In het verhaal ‘Bij de heilige Valentijn’ laat Babel Ljoetov ’s avonds op het hoofdkwartier een rapport schrijven voor de divisiecommandant waarin hij zich erover beklaagt dat de religieuze gevoelens van de bevolking door het Rode Leger ernstig worden gekwetst. Of Babel dat zelf in werkelijkheid ook heeft gedaan, of had willen doen, zal een raadsel blijven. Van zo’n rapport is niets bekend.
De plunderingen die Babel beschreef lieten het gebouw zelf ongemoeid, vertelt de man. De echte vernielingen stammen uit de Tweede Wereldoorlog. Maar de fresco’s zijn intact gebleven tot er in de jaren tachtig een conservenopslag in het gebouw kwam. De man heeft nooit meegemaakt dat de kerk in gebruik was. Hij komt niet van hier maar uit Brody. Op de vraag of hij zelf katholiek is, lacht hij verlegen: ‘Ik ben helemaal niks, ik ben niet het een, ik ben niet het ander.’De kerk vormt nog steeds het hart van het stadje, als ze verdwijnt, wordt Berestetsjko een gewoon boerendorp, een van de duizenden. Er vliegen duiven tussen de gewelven, ze koeren geruststellend. Is het gebouw nog wel te restaureren? ‘Het kan best,’ zegt de man, ‘er zijn wel kerken gerestaureerd die er erger aan toe waren, maar er is geen geld voor.’ Hij maakt zich kwaad en zegt: ‘Waarom kan zoiets moois nou niet blijven bestaan, ook voor onze kinderen? Of je nou wel of niet in God gelooft, zoiets moois moet gewoon behouden blijven. Op deze manier stort de hele zaak in, het is een schande.’ Ze zijn al zo’n vijf keer begonnen met restaureren, hij gelooft er niet meer in. ‘Bouwfirma’s leggen wat balken neer, plaatsen een steiger, vertimmeren wat, strijken hun poen op en de boel ligt weer stil. Degene die verantwoordelijk is voor het herstel heb ik hier twee jaar geleden voor het laatst gezien. Voor kinderen is het een fantastische plek om te spelen, maar heel gevaarlijk. Twee jongetjes zijn hier al omgekomen toen ze in de toren probeerden te klimmen.’

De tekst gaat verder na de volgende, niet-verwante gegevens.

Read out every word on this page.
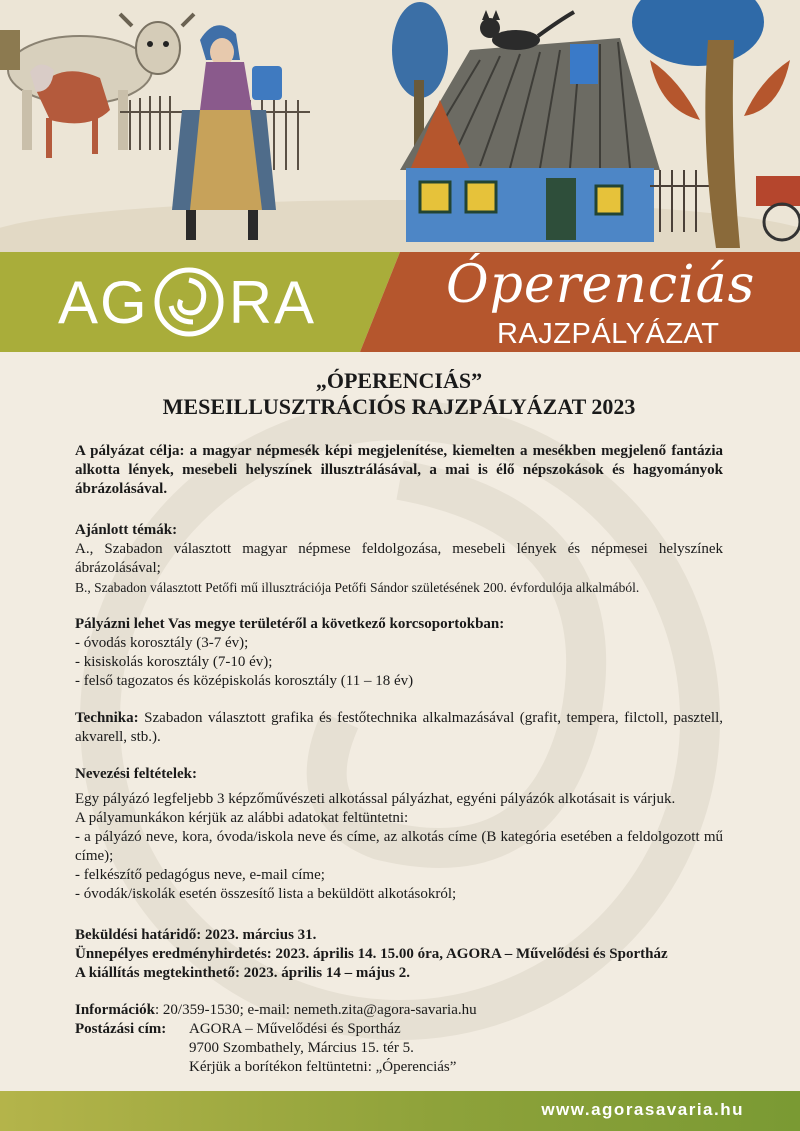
AG RA Óperenciás
RAJZPÁLYÁZAT
„ÓPERENCIÁS”
MESEILLUSZTRÁCIÓS RAJZPÁLYÁZAT 2023
A pályázat célja: a magyar népmesék képi megjelenítése, kiemelten a mesékben megjelenő fantázia alkotta lények, mesebeli helyszínek illusztrálásával, a mai is élő népszokások és hagyományok ábrázolásával.
Ajánlott témák:
A., Szabadon választott magyar népmese feldolgozása, mesebeli lények és népmesei helyszínek ábrázolásával;
B., Szabadon választott Petőfi mű illusztrációja Petőfi Sándor születésének 200. évfordulója alkalmából.
Pályázni lehet Vas megye területéről a következő korcsoportokban:
- óvodás korosztály (3-7 év);
- kisiskolás korosztály (7-10 év);
- felső tagozatos és középiskolás korosztály (11 – 18 év)
Technika: Szabadon választott grafika és festőtechnika alkalmazásával (grafit, tempera, filctoll, pasztell, akvarell, stb.).
Nevezési feltételek:
Egy pályázó legfeljebb 3 képzőművészeti alkotással pályázhat, egyéni pályázók alkotásait is várjuk.
A pályamunkákon kérjük az alábbi adatokat feltüntetni:
- a pályázó neve, kora, óvoda/iskola neve és címe, az alkotás címe (B kategória esetében a feldolgozott mű címe);
- felkészítő pedagógus neve, e-mail címe;
- óvodák/iskolák esetén összesítő lista a beküldött alkotásokról;
Beküldési határidő: 2023. március 31.
Ünnepélyes eredményhirdetés: 2023. április 14. 15.00 óra, AGORA – Művelődési és Sportház
A kiállítás megtekinthető: 2023. április 14 – május 2.
Információk: 20/359-1530; e-mail: nemeth.zita@agora-savaria.hu
Postázási cím:	AGORA – Művelődési és Sportház
9700 Szombathely, Március 15. tér 5.
Kérjük a borítékon feltüntetni: „Óperenciás”
www.agorasavaria.hu
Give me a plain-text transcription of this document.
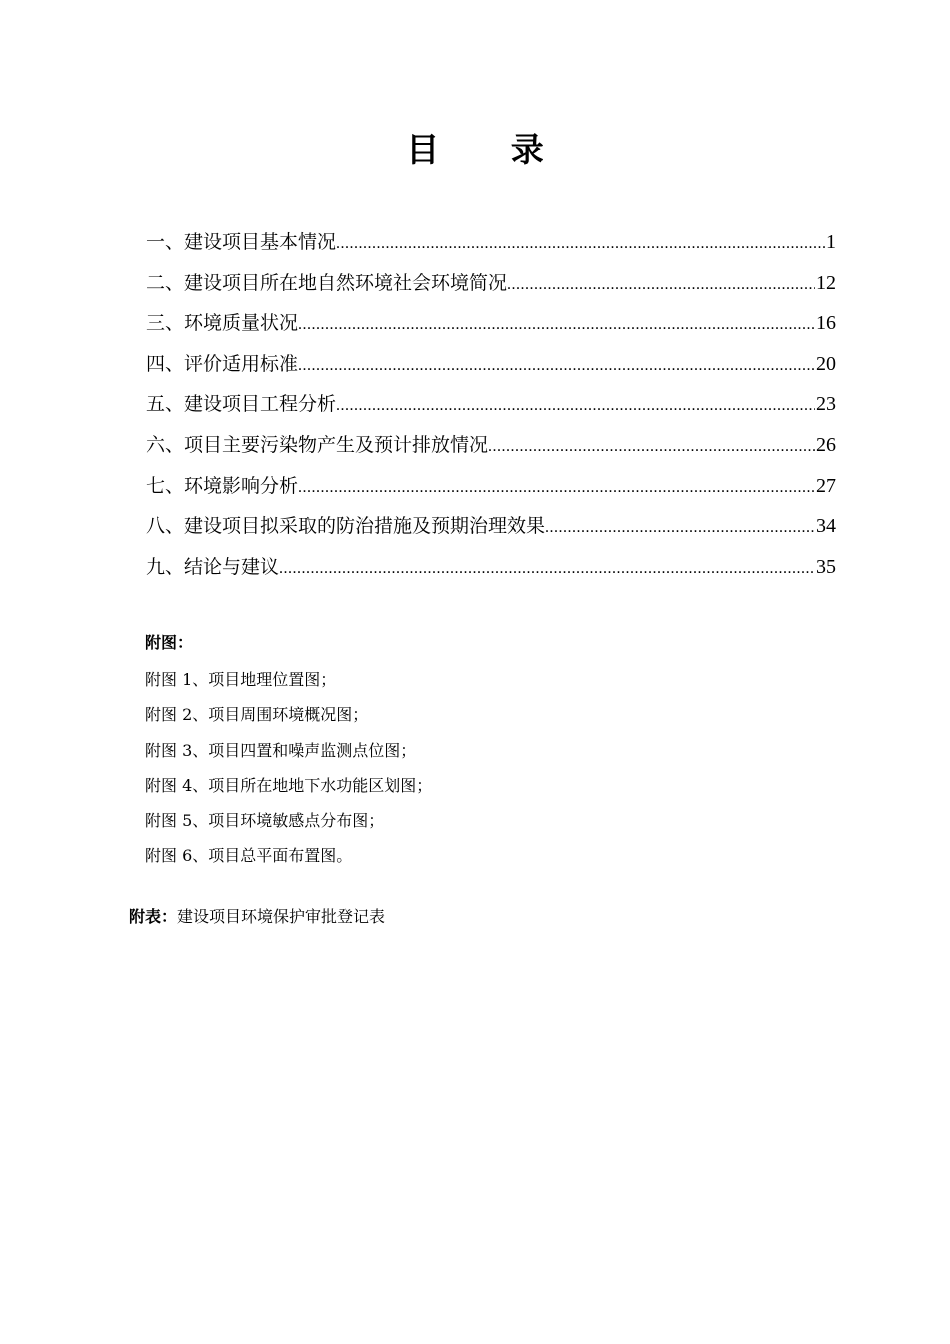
目 录
一、建设项目基本情况 .....	1
二、建设项目所在地自然环境社会环境简况 .....	12
三、环境质量状况 .....	16
四、评价适用标准 .....	20
五、建设项目工程分析 .....	23
六、项目主要污染物产生及预计排放情况 .....	26
七、环境影响分析 .....	27
八、建设项目拟采取的防治措施及预期治理效果 .....	34
九、结论与建议 .....	35
附图：
附图 1、项目地理位置图；
附图 2、项目周围环境概况图；
附图 3、项目四置和噪声监测点位图；
附图 4、项目所在地地下水功能区划图；
附图 5、项目环境敏感点分布图；
附图 6、项目总平面布置图。
附表：建设项目环境保护审批登记表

Op de plek van het altaar staan een paar gammele gele steigers. De vloer zit vol gaten. Daaronder liggen priesters begraven. De man wijst naar boven bij het gewelf: ‘Zie je daar dat zwarte puntje? Dat is een bom uit de Grote Vaderlandse Oorlog die niet is ontploft. Ze hebben er de ontmantelingsorganisatie bij willen roepen, maar dat is op niets uitgelopen.’ Heel vaag is van de fresco’s nog wat te zien. Overal is graffiti geschilderd en gekrast. Ik herinner me een Duitse documentaire over Babel met beelden van deze kerk: op een muur was met zwarte lijnen een vrouwenfiguur getekend, liggend met gespreide benen. Die muurtekening is er nog, alleen is nu in het kruis van de vrouw een diep gat gehakt, als een verkrachting.
Berestetsjko is in 1920 een paar keer in andere handen overgegaan. Hier in de buurt liggen ook de velden met de kozakkengraven, waar in de zeventiende eeuw de beslissende slag werd geleverd tussen Bogdan Chmelnitski en de Poolse koning Jan Casimir. Ook toen zegevierden de Polen.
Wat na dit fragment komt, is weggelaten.